Abgesehen von Diskursen, die Legitimationsfragen betreffen, sind Meinungen nicht ausschließlich mit Normen befasst, sondern stellen eine Beziehung zwischen Normen und Sachverhalten her. Auch hier ist die Analogie zum Geschmacksurteil nur bedingt erhellend. Geschmacksurteile beziehen sich auf den ästhetischen Schein, politische Urteile auf die Wirklichkeit und Möglichkeit des Handelns. Im Unterschied zum rein ästhetischen Urteil also ist das politische Urteil, das sich in Meinungen niederschlägt, eine Proposition, die sich einerseits auf Sachverhalte bezieht, und andererseits auf normativen Prämissen beruht. Diesen Zusammenhang gilt es im Auge zu behalten, wenn Meinungen und Tatsachen voneinander abgegrenzt werden.
II.Tatsachenwahrheiten
Das bedeutet nun nicht, dass Tatsachenwahrheiten der Beliebigkeit des Meinens ausgeliefert wären. Tatsachen sind zwar Gegenstand des Meinens, aber im Unterschied zu Fiktionen sind sie nicht dem Meinenden zur Disposition gestellt. Tatsachen sind Fixpunkte des Handelns, auf die sich Handelnde im Modus des Meinens beziehen können. Dass Tatsachen, wie in den gegenwärtigen politischen Auseinandersetzungen, als deutungsabhängig, als Ergebnisse von Interpretationen präsentiert werden, ist nach Arendt ein Indiz dafür, dass Politik ihre Würde verloren hat.
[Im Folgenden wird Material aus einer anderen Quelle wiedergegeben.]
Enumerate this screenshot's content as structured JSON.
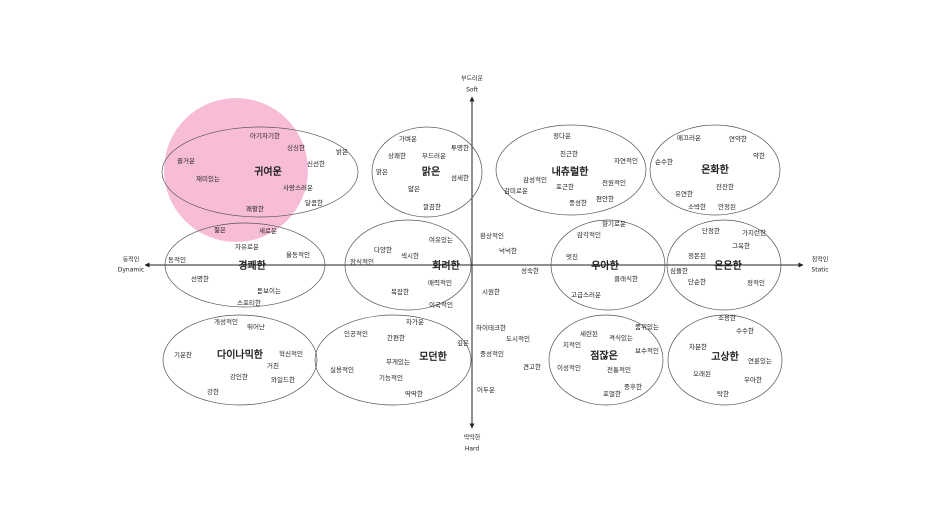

Die Relativierung der Tatsachen ist zweifellos ein Ergebnis postmoderner Dekonstruktion des modernen Wissensparadigmas. Dass Tatsachen als die solide Basis des Wissens gelten und zugleich im Sinne Foucaults als Produkt der ‚Wahrheitsregime‘ verstanden werden können, ist auf der Folie der epistemischen Vorgeschichte des Begriffs besser zu verstehen. Das deutsche Wort ‚Tatsache’ taucht zum ersten Mal 1756 in theologischem Kontext auf als Übersetzung des Ausdrucks ‚matter of fact’ (in Entsprechung zum lateinischen ‚res facti’) im Kontext einer Abhandlung, in der die heilsgeschichtlich bedeutsamen Handlungen Gottes dargelegt werden. Tatsachen sind verbürgte, wirklich geschehene Handlungen. Vor allem durch Hamann und Herder gewinnt das Wort Publizität und avanciert schließlich zu einer unverzichtbaren Kategorie historischen Denkens. Tatsachen sind nach säkularer Auffassung die unwiderruflichen Ereignisse der Geschichte. In diesem Sinne kann der Begriff auch im Rahmen der Naturgeschichte auf natürliche Prozesse übertragen werden. Mit dieser Übertragung verblasst jedoch der ursprünglich konstitutive Handlungskontext. Tatsachen werden zum Gegenstand theoretischen Wissens, obwohl sie sinngemäß dem Handlungszusammenhang angehören.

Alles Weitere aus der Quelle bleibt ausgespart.